Beef Fajitas with Guacamole (Printable Format)

Marinated beef strips with colorful peppers, served with warm tortillas and fresh guacamole for an authentic Tex-Mex experience.

# What You Need:

→ For the Beef Fajitas

01 - 1.1 lb flank steak or sirloin, thinly sliced
02 - 2 tbsp olive oil
03 - 2 tbsp lime juice (about 1 lime)
04 - 2 cloves garlic, minced
05 - 1 tsp ground cumin
06 - 1 tsp chili powder
07 - 1/2 tsp smoked paprika
08 - 1/2 tsp salt
09 - 1/4 tsp black pepper
10 - 1 red bell pepper, thinly sliced
11 - 1 yellow bell pepper, thinly sliced
12 - 1 large onion, thinly sliced

→ For the Guacamole

13 - 2 ripe avocados
14 - 1 small tomato, diced
15 - 1/4 red onion, finely diced
16 - 1 tbsp fresh cilantro, chopped
17 - 1 tbsp lime juice
18 - 1/2 tsp salt

→ To Serve

19 - 8 small flour or corn tortillas (gluten-free if needed)
20 - Lime wedges
21 - Extra cilantro, chopped

# How-To Steps:

01 - In a large bowl, mix olive oil, lime juice, garlic, cumin, chili powder, smoked paprika, salt, and black pepper.
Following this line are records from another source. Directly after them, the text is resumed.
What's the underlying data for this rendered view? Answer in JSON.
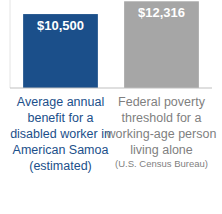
{
  "chart_data": {
    "type": "bar",
    "categories": [
      "Average annual benefit for a disabled worker in American Samoa (estimated)",
      "Federal poverty threshold for a working-age person living alone"
    ],
    "values": [
      10500,
      12316
    ],
    "value_labels": [
      "$10,500",
      "$12,316"
    ],
    "colors": [
      "#1b4f8a",
      "#a6a6a6"
    ],
    "annotations": [
      "(U.S. Census Bureau)"
    ],
    "ylim": [
      0,
      12500
    ],
    "yticks": [
      0
    ],
    "grid": false,
    "data_labels": true,
    "tick_labels": false
  }
}
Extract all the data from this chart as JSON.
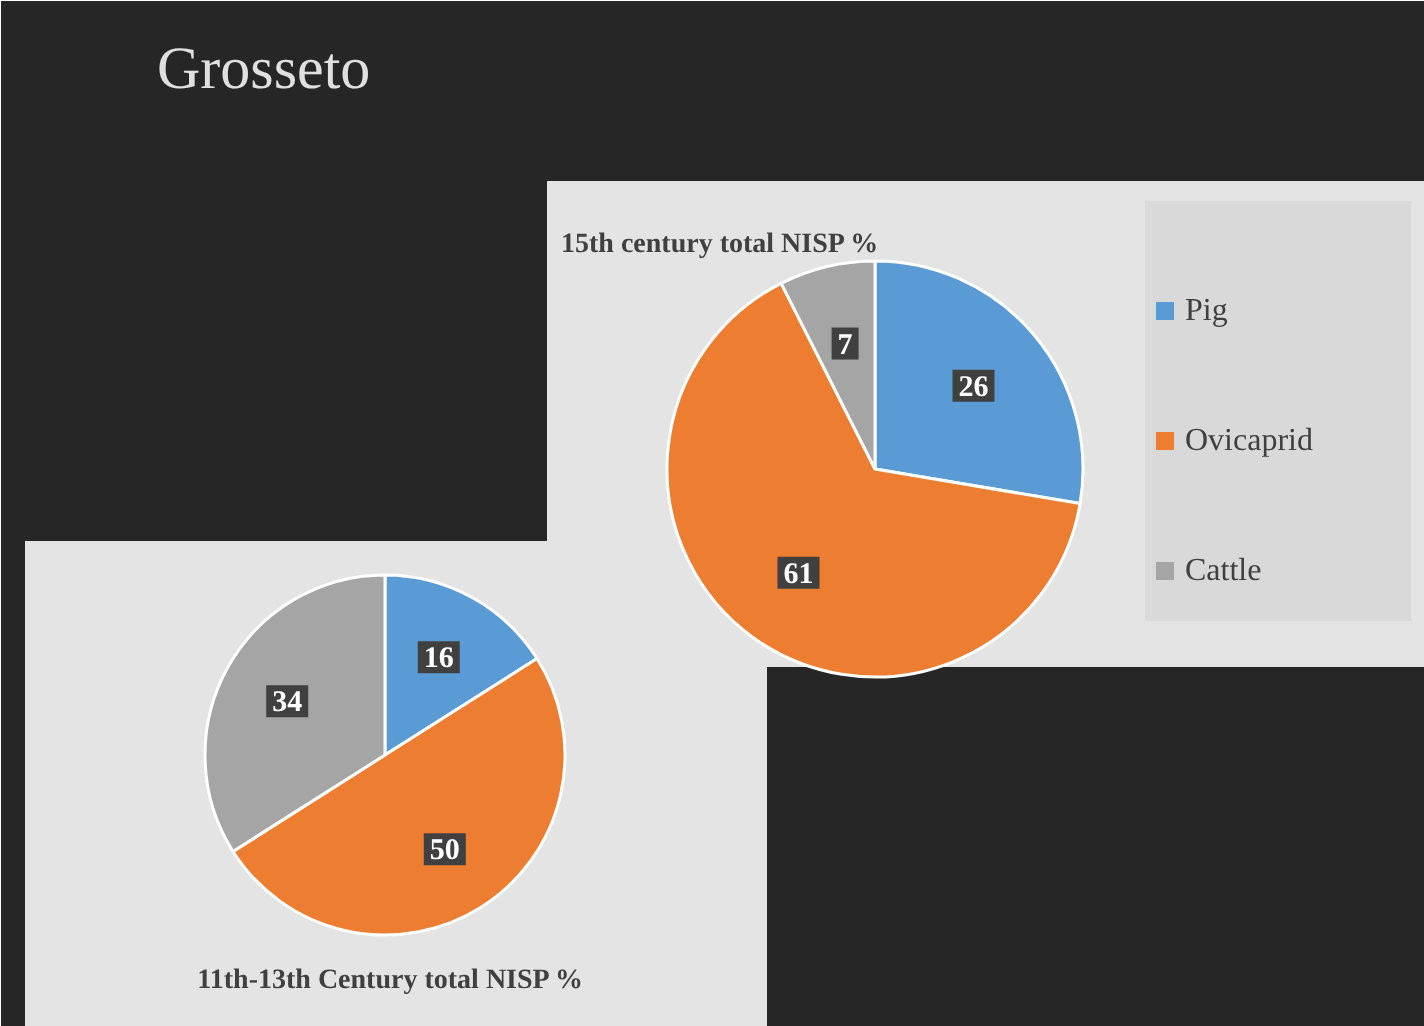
{
  "chart_data": [
    {
      "type": "pie",
      "title": "15th century total NISP %",
      "annotations": [
        "Grosseto"
      ],
      "categories": [
        "Pig",
        "Ovicaprid",
        "Cattle"
      ],
      "values": [
        26,
        61,
        7
      ],
      "colors": [
        "#5b9bd5",
        "#ed7d31",
        "#a5a5a5"
      ],
      "data_labels": true,
      "legend": "right"
    },
    {
      "type": "pie",
      "title": "11th-13th Century total NISP %",
      "categories": [
        null,
        null,
        null
      ],
      "values": [
        16,
        50,
        34
      ],
      "colors": [
        "#5b9bd5",
        "#ed7d31",
        "#a5a5a5"
      ],
      "data_labels": true,
      "legend": false
    }
  ]
}
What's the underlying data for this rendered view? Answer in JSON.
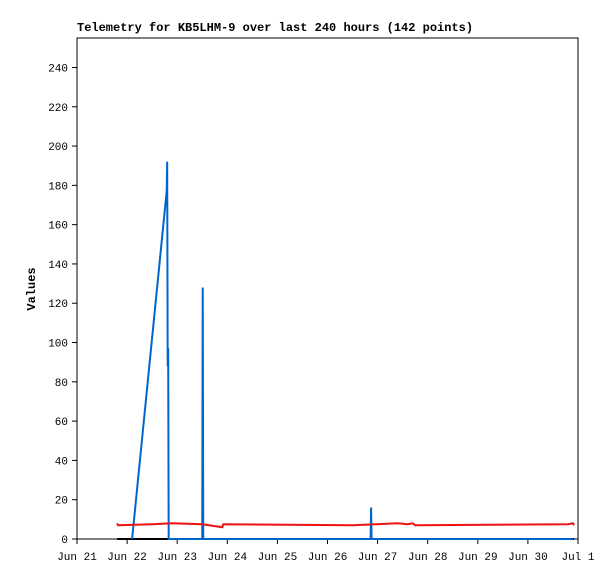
{
  "chart_data": {
    "type": "line",
    "title": "Telemetry for KB5LHM-9 over last 240 hours (142 points)",
    "y_label": "Values",
    "xlim": [
      0,
      10
    ],
    "xticks": [
      {
        "value": 0,
        "label": "Jun 21"
      },
      {
        "value": 1,
        "label": "Jun 22"
      },
      {
        "value": 2,
        "label": "Jun 23"
      },
      {
        "value": 3,
        "label": "Jun 24"
      },
      {
        "value": 4,
        "label": "Jun 25"
      },
      {
        "value": 5,
        "label": "Jun 26"
      },
      {
        "value": 6,
        "label": "Jun 27"
      },
      {
        "value": 7,
        "label": "Jun 28"
      },
      {
        "value": 8,
        "label": "Jun 29"
      },
      {
        "value": 9,
        "label": "Jun 30"
      },
      {
        "value": 10,
        "label": "Jul 1"
      }
    ],
    "ylim": [
      0,
      255
    ],
    "yticks": [
      0,
      20,
      40,
      60,
      80,
      100,
      120,
      140,
      160,
      180,
      200,
      220,
      240
    ],
    "grid": false,
    "series": [
      {
        "color": "#000000",
        "x": [
          0.8,
          9.92
        ],
        "values": [
          0,
          0
        ]
      },
      {
        "color": "#0066cc",
        "x": [
          1.1,
          1.79,
          1.8,
          1.81,
          1.82,
          1.83,
          2.5,
          2.51,
          2.52,
          5.86,
          5.87,
          5.88,
          9.9
        ],
        "values": [
          0,
          177,
          192,
          88,
          97,
          0,
          0,
          128,
          0,
          0,
          16,
          0,
          0
        ]
      },
      {
        "color": "#ee1111",
        "x": [
          0.8,
          0.82,
          1.5,
          1.9,
          2.5,
          2.9,
          2.92,
          5.5,
          6.4,
          6.6,
          6.7,
          6.75,
          9.8,
          9.9,
          9.92
        ],
        "values": [
          8,
          7,
          7.5,
          8,
          7.5,
          6,
          7.5,
          7,
          8,
          7.5,
          8,
          7,
          7.5,
          8,
          7
        ]
      }
    ]
  }
}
Add the beef strips and toss to coat. Marinate for at least 15 minutes.
02 - While the beef marinates, prepare the guacamole: Halve and pit the avocados, then scoop the flesh into a bowl. Mash lightly with a fork. Stir in tomato, red onion, cilantro, lime juice, and salt. Adjust seasoning to taste. Cover and refrigerate.
03 - Heat a large skillet or grill pan over high heat. Add a little oil if needed. Sauté the onions and bell peppers for 4–5 minutes until slightly softened but still vibrant. Remove from pan and set aside.
04 - Add the marinated beef to the hot pan (in batches if necessary). Sear for 2–3 minutes per side until browned and just cooked through.
05 - Return peppers and onions to the pan with the beef. Toss to combine and heat through, about 1 minute.
06 - Warm the tortillas in a dry pan or microwave.
07 - Serve beef fajitas in tortillas, topped with guacamole and extra cilantro. Offer lime wedges on the side.

# Expert Suggestions:

01 -
  • The marinade creates a gorgeous caramelization on the beef that locks in a smoky-sweet flavor impossible to resist.
  • Everything comes together in under an hour, making it perfect for those evenings when hungry friends unexpectedly drop by.
02 -
  • If you slice the beef while its still partially frozen, you can get those restaurant-quality thin strips that cook perfectly.
  • Allowing the guacamole to sit with the pit inside actually does help prevent browning, a tip I dismissed until seeing the difference firsthand.
03 -
  • Let the pan get properly hot before adding anything, as that initial sear is what creates the characteristic fajita flavor that cant be achieved any other way.
  • Keep your guacamole chunky rather than completely smooth, the textural contrast against the tender beef creates a more interesting bite.